EMPAT PULUH DELAPAN

1.2K 71 4
                                    

Moreno meliburkan para pekerja di rumahnya termasuk Bibi. Terakhir mereka libur tahun lalu ketika hari Lebaran. Sekarang, karena Abel tidak ada di rumah dan Moreno tidak butuh diurus, dia meminta tukang kebun, dua satpam, serta dua pembantunya untuk pulang ke kampung masing-masing. Tak lupa dia memberikan ongkos yang dinilai sangat banyak oleh pekerjanya. Bibi sampai khawatir, ini terakhir kalinya dia bertemu dengan majikannya.

"Ini gaji saya setahun, Pak," kata Bibi waswas. "Betul Bapak ingin kita pergi?"

"Kalian akan kembali ketika saya telepon. Dan itu lebih dari sebulan, atau mungkin lebih. Sudah saatnya kalian temui istri dan anak-cucu kalian." Hanya itu penjelasan Moreno. Satu per satu karyawannya menyalaminya dan pamit. Begitu mereka pergi dan dikuncinya pintu rumah, dia mematikan saluran telepon dan ponselnya. Untuk saat ini dia hanya ingin tidur dengan botol wine di tempat tidur.

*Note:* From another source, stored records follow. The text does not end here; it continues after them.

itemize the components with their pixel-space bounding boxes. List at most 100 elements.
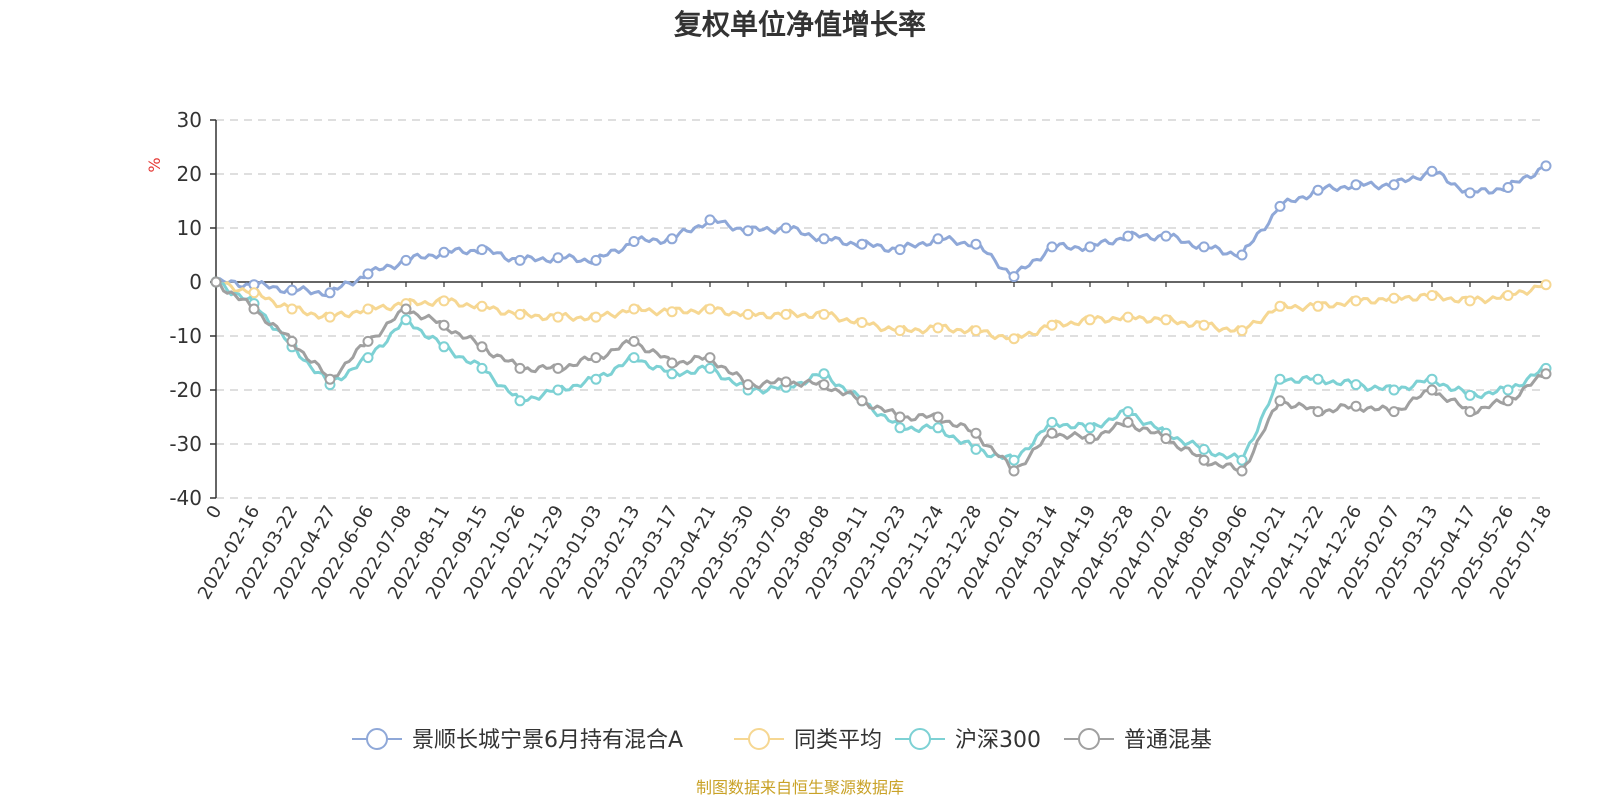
data-point [628, 352, 640, 364]
data-point [818, 233, 830, 245]
data-point [1198, 454, 1210, 466]
data-point [1236, 454, 1248, 466]
legend-label: 景顺长城宁景6月持有混合A [412, 728, 683, 753]
data-point [932, 322, 944, 334]
series-line [215, 280, 1547, 341]
data-point [324, 311, 336, 323]
data-point [780, 222, 792, 234]
data-point [894, 422, 906, 434]
data-point [1008, 333, 1020, 345]
data-point [1008, 271, 1020, 283]
data-point [1274, 373, 1286, 385]
data-point [1502, 384, 1514, 396]
data-point [286, 284, 298, 296]
data-point [514, 254, 526, 266]
data-point [1122, 230, 1134, 242]
data-point [1236, 249, 1248, 261]
data-point [400, 314, 412, 326]
data-point [1350, 379, 1362, 391]
y-tick-label: 10 [177, 216, 202, 240]
data-point [248, 287, 260, 299]
chart-title: 复权单位净值增长率 [674, 8, 926, 41]
data-point [590, 311, 602, 323]
data-point [628, 236, 640, 247]
data-point [590, 352, 602, 364]
data-point [1122, 416, 1134, 428]
legend-item[interactable]: 普通混基 [1064, 728, 1212, 753]
y-tick-label: 0 [189, 270, 202, 294]
data-point [476, 244, 488, 256]
data-point [1084, 241, 1096, 253]
legend-swatch-marker [748, 728, 770, 750]
data-point [1540, 279, 1552, 291]
y-tick-label: -20 [169, 378, 202, 402]
series-layer [210, 160, 1552, 477]
y-tick-label: -40 [169, 486, 202, 510]
data-point [1236, 325, 1248, 337]
data-point [1312, 373, 1324, 385]
data-point [248, 303, 260, 315]
series-line [215, 164, 1547, 298]
data-point [666, 233, 678, 245]
y-tick-label: -30 [169, 432, 202, 456]
data-point [894, 244, 906, 256]
data-point [1084, 433, 1096, 445]
data-point [438, 341, 450, 353]
data-point [1464, 187, 1476, 199]
data-point [476, 300, 488, 312]
axis-layer: 3020100-10-20-30-4002022-02-162022-03-22… [169, 108, 1556, 603]
data-point [1198, 443, 1210, 455]
data-point [438, 319, 450, 331]
data-point [856, 395, 868, 407]
data-point [894, 325, 906, 337]
data-point [628, 303, 640, 315]
data-point [780, 308, 792, 320]
data-point [1540, 368, 1552, 380]
data-point [856, 317, 868, 328]
data-point [704, 362, 716, 374]
data-point [1274, 395, 1286, 407]
data-point [590, 254, 602, 266]
legend-item[interactable]: 沪深300 [895, 728, 1041, 753]
data-point [894, 411, 906, 423]
data-point [1388, 179, 1400, 191]
data-point [1388, 384, 1400, 396]
data-point [1274, 300, 1286, 312]
legend-item[interactable]: 同类平均 [734, 728, 882, 753]
data-point [1350, 400, 1362, 412]
data-point [818, 379, 830, 391]
data-point [362, 268, 374, 280]
data-point [1122, 311, 1134, 323]
legend-swatch-marker [1078, 728, 1100, 750]
data-point [1350, 295, 1362, 307]
data-point [970, 325, 982, 337]
data-point [818, 368, 830, 380]
data-point [1464, 406, 1476, 418]
data-point [476, 362, 488, 374]
legend-item[interactable]: 景顺长城宁景6月持有混合A [352, 728, 683, 753]
x-tick-label: 0 [202, 502, 226, 522]
y-axis-unit: % [145, 157, 164, 172]
data-point [1122, 406, 1134, 418]
data-point [704, 303, 716, 315]
series-line [215, 280, 1547, 473]
data-point [1160, 314, 1172, 326]
data-point [362, 335, 374, 347]
data-point [1046, 427, 1058, 439]
data-point [818, 308, 830, 320]
data-point [1426, 373, 1438, 385]
data-point [514, 362, 526, 374]
data-point [704, 214, 716, 226]
data-point [742, 308, 754, 320]
data-point [1464, 389, 1476, 401]
data-point [1502, 182, 1514, 193]
data-point [590, 373, 602, 385]
data-point [970, 427, 982, 439]
legend: 景顺长城宁景6月持有混合A 同类平均 沪深300 普通混基 [352, 728, 1212, 753]
series-line [215, 280, 1547, 462]
data-point [1426, 165, 1438, 177]
data-point [438, 246, 450, 258]
y-tick-label: 20 [177, 162, 202, 186]
data-point [362, 352, 374, 364]
data-point [1388, 406, 1400, 418]
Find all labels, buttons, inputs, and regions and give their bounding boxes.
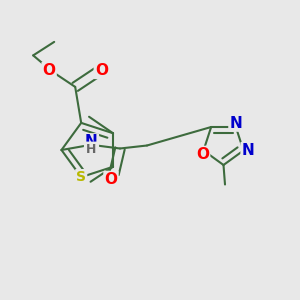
Text: N: N bbox=[230, 116, 242, 130]
Text: S: S bbox=[76, 170, 86, 184]
Text: N: N bbox=[242, 143, 254, 158]
Text: O: O bbox=[196, 147, 209, 162]
Text: O: O bbox=[104, 172, 118, 187]
Text: N: N bbox=[85, 134, 98, 149]
Text: H: H bbox=[86, 142, 97, 156]
Text: O: O bbox=[95, 63, 108, 78]
Text: O: O bbox=[43, 63, 56, 78]
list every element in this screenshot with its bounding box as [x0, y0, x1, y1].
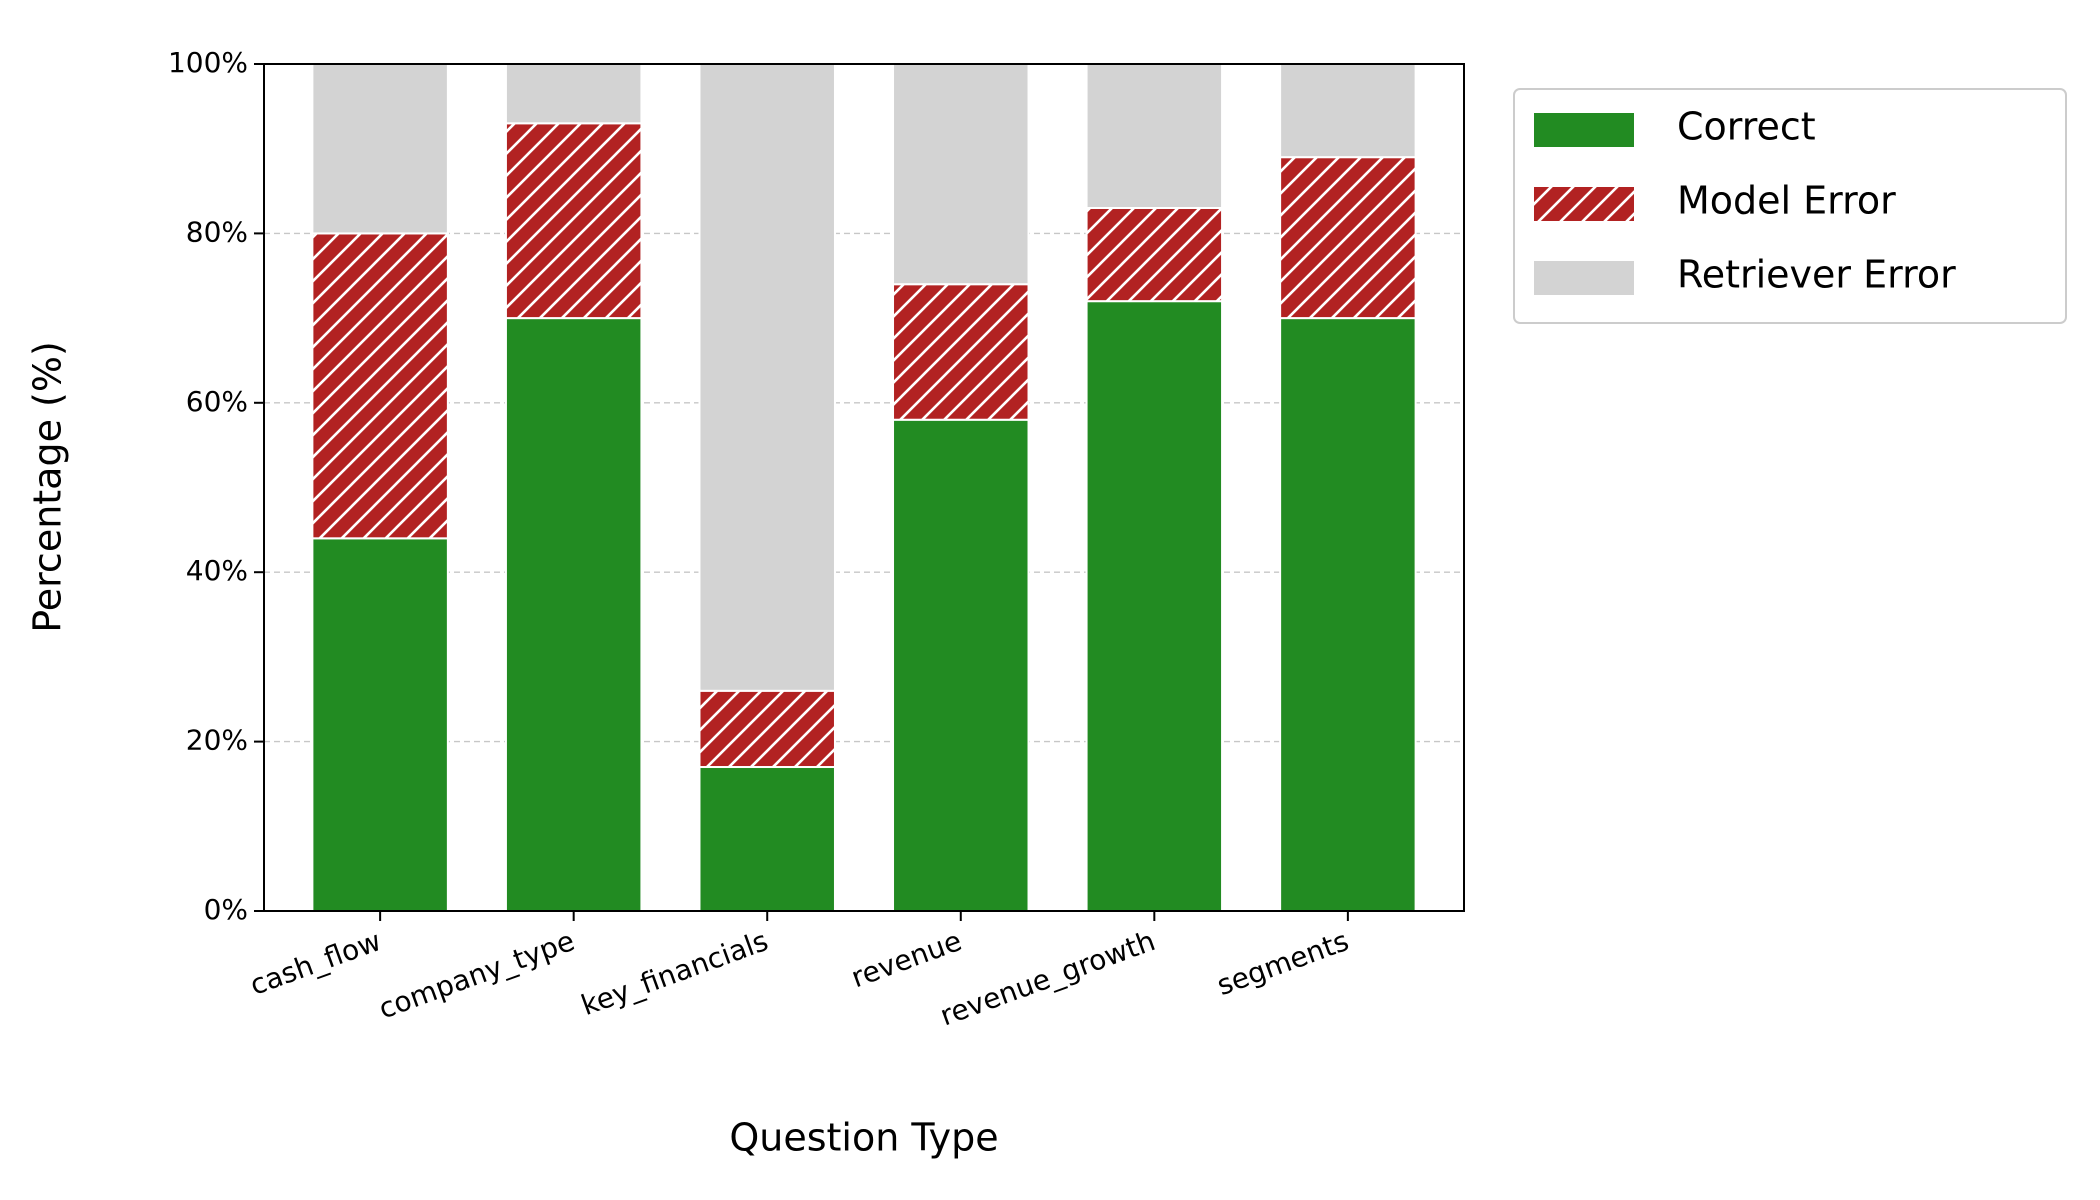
- y-tick-label: 80%: [186, 215, 248, 248]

Tidak, dia tidak pernah ke kamar lagi.

Dia punya koleksi ratusan wine di sebuah ruangan belakang dapur. Membutuhkan beberapa menit untuk memikirkan apa saja yang akan dibawanya ke ruang kerjanya. Ya, enam botol Château Canon-La Gaffelière St.-Emilion sepertinya cukup untuk menemaninya malam ini.

Dan hanya itu pekerjaannya. Duduk di sofa ruang kerjanya dan menenggelamkan dirinya dengan hangatnya wine. Entah sampai kapan dia menyembunyikan dirinya seperti ini. Ha, bersembunyi. Seperti Satria saja. Tapi saat ini dia memang butuh pelarian. Dan karena sekarang dia sadar tidak ada wanita yang bisa memuaskannya secara seksual selain istrinya, tidak akan ada gunanya mencari wanita yang sama hebatnya seperti Abel.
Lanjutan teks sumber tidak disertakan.